Text-Median version 0.01
========================
NAME
Text::Median - Perl extension for determining the set median of a set of
strings
SYNOPSIS
use Text::Median;
my $medianobj = new Text::Median(module=>"StringDistanceModule",method=>"distancemethod");
$medianobj->add_data(\@data);
print $medianobj->find_median();
DESCRIPTION
The median of a set of strings is defined as the string that minimizes
the sum of all distances between that string and all other strings
within the set. The true median is not necessarily a member of the set
of strings. It as been shown that finding the median of a set of strings
is an NP comilete problem in: "Topology of Strings: Median String is NP
Complete", C. de la Higuera, F. Casacuberta, Theoretical Computer
Science Vol. 230 Issue 1-2, January 2000
This module is concerned with calculating the set median, which is the
member of the set which minimize the sum of distances.

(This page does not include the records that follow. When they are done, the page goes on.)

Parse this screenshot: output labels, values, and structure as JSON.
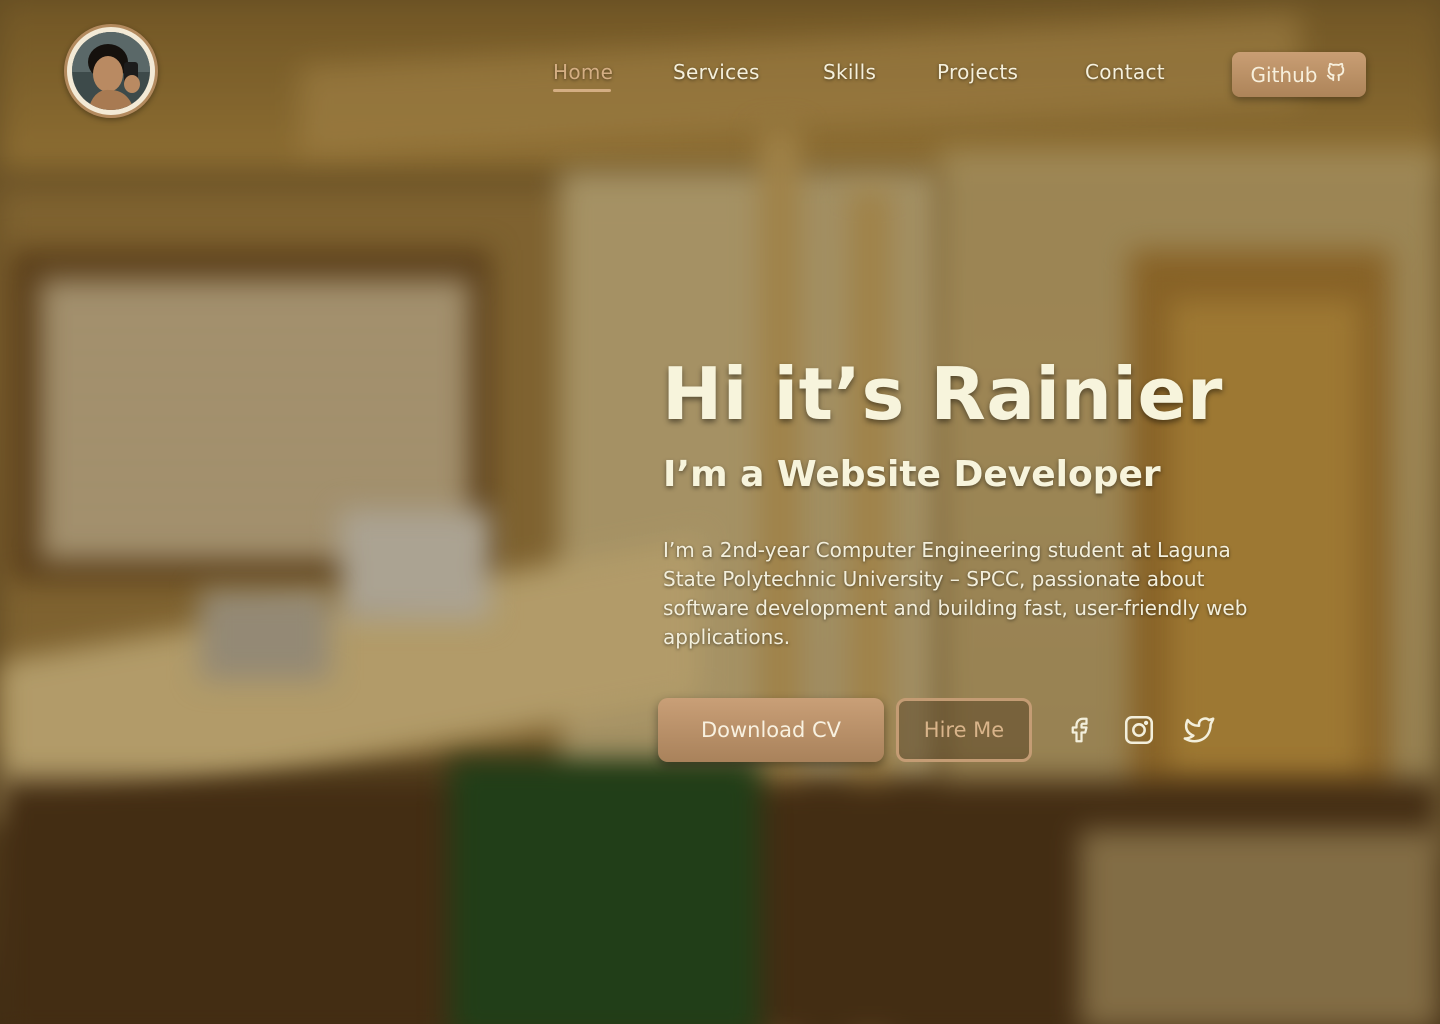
{
  "header": {
    "avatar_alt": "Profile photo",
    "nav": [
      {
        "label": "Home",
        "active": true
      },
      {
        "label": "Services",
        "active": false
      },
      {
        "label": "Skills",
        "active": false
      },
      {
        "label": "Projects",
        "active": false
      },
      {
        "label": "Contact",
        "active": false
      }
    ],
    "github_label": "Github",
    "github_icon": "github-icon"
  },
  "hero": {
    "title": "Hi it’s Rainier",
    "subtitle": "I’m a Website Developer",
    "description": "I’m a 2nd-year Computer Engineering student at Laguna State Polytechnic University – SPCC, passionate about software development and building fast, user-friendly web applications.",
    "primary_button": "Download CV",
    "secondary_button": "Hire Me"
  },
  "social": [
    "facebook-icon",
    "instagram-icon",
    "twitter-icon"
  ],
  "colors": {
    "accent": "#c99f77",
    "accent_text": "#d4ae83",
    "text": "#f7f4dc"
  }
}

There are a
myriad of string distance algorithms, including the string edit
distance, the keyboard distance and the algorithm used by
String::Similarity. This module is designed to allow the programmer to
choose the algorithm for distance. It should also be noted that the
method associated with the module used to calculate distance should take
two arguments. The programmer of this module assumes that you, the user,
will give the appropriate method and does not double check that the
method exists.
The algorithm used in this module is O(N**2).
Methods
new(module=>'module name', method=>'method', max=>0);
Creates and instantiates a Text::Median object. The module and method
arguments are required. The module argument is used to pass in the
distance module that the Text::Median object will use and the method
argument is the particular method within the distance module that
calculates the distance. The module must be a valid module.

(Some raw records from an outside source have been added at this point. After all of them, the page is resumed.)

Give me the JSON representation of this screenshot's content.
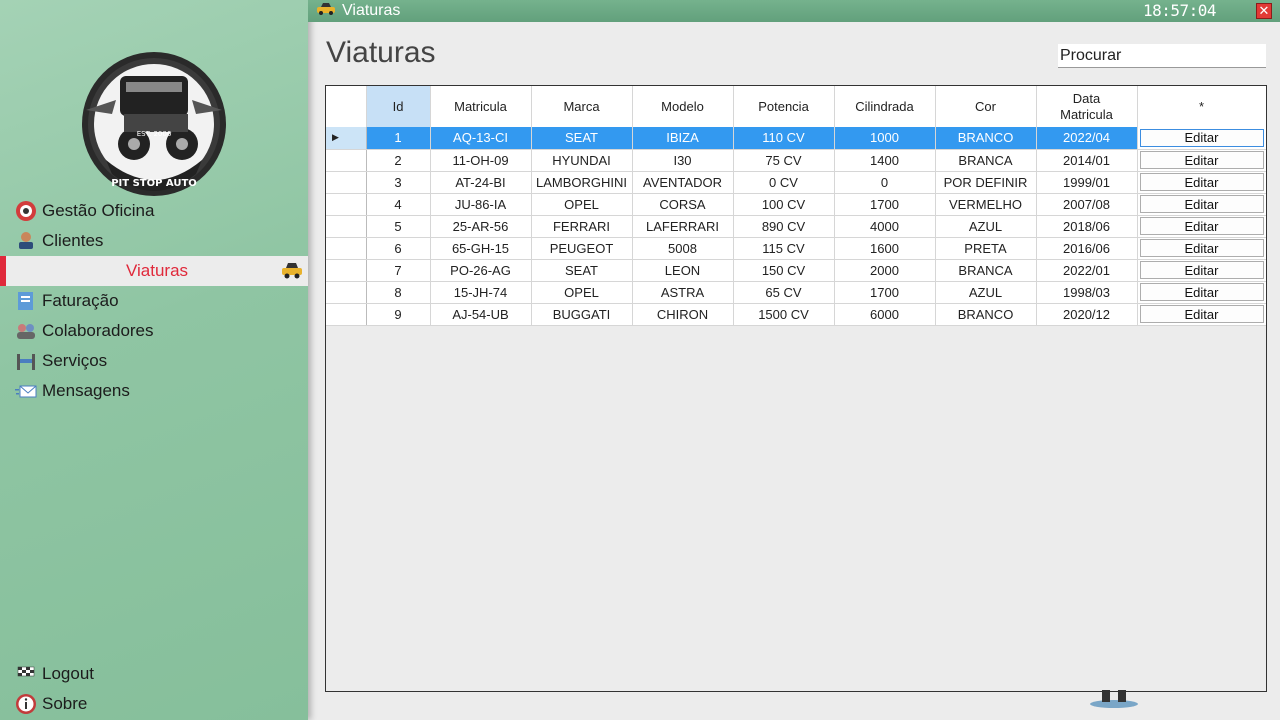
{
  "window": {
    "title": "Viaturas",
    "clock": "18:57:04",
    "close_label": "✕"
  },
  "sidebar": {
    "logo_text": "PIT STOP AUTO",
    "logo_est": "EST. 2006",
    "items": [
      {
        "label": "Gestão Oficina",
        "icon": "wheel-icon"
      },
      {
        "label": "Clientes",
        "icon": "client-icon"
      },
      {
        "label": "Viaturas",
        "icon": "car-icon",
        "active": true
      },
      {
        "label": "Faturação",
        "icon": "invoice-icon"
      },
      {
        "label": "Colaboradores",
        "icon": "people-icon"
      },
      {
        "label": "Serviços",
        "icon": "lift-icon"
      },
      {
        "label": "Mensagens",
        "icon": "mail-icon"
      }
    ],
    "bottom": [
      {
        "label": "Logout",
        "icon": "flag-icon"
      },
      {
        "label": "Sobre",
        "icon": "info-icon"
      }
    ]
  },
  "main": {
    "title": "Viaturas",
    "search_value": "Procurar"
  },
  "grid": {
    "headers": {
      "id": "Id",
      "matricula": "Matricula",
      "marca": "Marca",
      "modelo": "Modelo",
      "potencia": "Potencia",
      "cilindrada": "Cilindrada",
      "cor": "Cor",
      "data_1": "Data",
      "data_2": "Matricula",
      "action": "*"
    },
    "edit_label": "Editar",
    "row_marker": "▶",
    "rows": [
      {
        "id": "1",
        "matricula": "AQ-13-CI",
        "marca": "SEAT",
        "modelo": "IBIZA",
        "potencia": "110 CV",
        "cilindrada": "1000",
        "cor": "BRANCO",
        "data": "2022/04",
        "selected": true
      },
      {
        "id": "2",
        "matricula": "11-OH-09",
        "marca": "HYUNDAI",
        "modelo": "I30",
        "potencia": "75 CV",
        "cilindrada": "1400",
        "cor": "BRANCA",
        "data": "2014/01"
      },
      {
        "id": "3",
        "matricula": "AT-24-BI",
        "marca": "LAMBORGHINI",
        "modelo": "AVENTADOR",
        "potencia": "0 CV",
        "cilindrada": "0",
        "cor": "POR DEFINIR",
        "data": "1999/01"
      },
      {
        "id": "4",
        "matricula": "JU-86-IA",
        "marca": "OPEL",
        "modelo": "CORSA",
        "potencia": "100 CV",
        "cilindrada": "1700",
        "cor": "VERMELHO",
        "data": "2007/08"
      },
      {
        "id": "5",
        "matricula": "25-AR-56",
        "marca": "FERRARI",
        "modelo": "LAFERRARI",
        "potencia": "890 CV",
        "cilindrada": "4000",
        "cor": "AZUL",
        "data": "2018/06"
      },
      {
        "id": "6",
        "matricula": "65-GH-15",
        "marca": "PEUGEOT",
        "modelo": "5008",
        "potencia": "115 CV",
        "cilindrada": "1600",
        "cor": "PRETA",
        "data": "2016/06"
      },
      {
        "id": "7",
        "matricula": "PO-26-AG",
        "marca": "SEAT",
        "modelo": "LEON",
        "potencia": "150 CV",
        "cilindrada": "2000",
        "cor": "BRANCA",
        "data": "2022/01"
      },
      {
        "id": "8",
        "matricula": "15-JH-74",
        "marca": "OPEL",
        "modelo": "ASTRA",
        "potencia": "65 CV",
        "cilindrada": "1700",
        "cor": "AZUL",
        "data": "1998/03"
      },
      {
        "id": "9",
        "matricula": "AJ-54-UB",
        "marca": "BUGGATI",
        "modelo": "CHIRON",
        "potencia": "1500 CV",
        "cilindrada": "6000",
        "cor": "BRANCO",
        "data": "2020/12"
      }
    ]
  },
  "colors": {
    "sidebar": "#8fc5a3",
    "titlebar": "#6aa884",
    "active_accent": "#e0293b",
    "selection": "#3399f0"
  }
}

The max argument is slightly different. Most string distance modules
give a larger number for a larger distance. However, in the
String::Similarity module (and potentially other modules) the similarity
of a string is calculated and the higher the result, the more similar
the strings are. Therefore, the set median is the string with the
largest sum of similarities rather than the string with the smallest sum
of distance. If you are going to use String::Similarity (or similar
modules) you must use the max argument in order to derive the set
median.
add_data(@data)
Adds a set of data to the module. If a set of data already exists within
the module, appends the new set of data to the old set of data.
find_median()
Determines the set median of the given set of strings and returns it.
This is where the main calculation occurs, so this might take time
depending on the size of the data set. One thing to note: the distance
matrix required for the calculation is held in memory, so if additional
data is added to the set the calculation is faster. Also, since it is
held in memory, it can have a large memory footprint.
EXPORT
None by default.
SEE ALSO
Any perl modules relating to string distance, including the Levenshtein
distance, String::Similarity, and String::KeyboardDistance
AUTHOR
Leigh Metcalf,
COPYRIGHT AND LICENSE
Copyright (C) 2009 by Leigh Metcalf
This library is free software; you can redistribute it and/or modify it
under the same terms as Perl itself, either Perl version 5.8.9 or, at
your option, any later version of Perl 5 you may have available.
INSTALLATION
To install this module type the following:
perl Makefile.PL
make
make test
make install
DEPENDENCIES
This module requires these other modules and libraries:
Module::Runtime
Test::Warn
COPYRIGHT AND LICENCE
Put the correct copyright and licence information here.
Copyright (C) 2009 by Leigh Metcalf
This library is free software; you can redistribute it and/or modify
it under the same terms as Perl itself, either Perl version 5.8.9 or,
at your option, any later version of Perl 5 you may have available.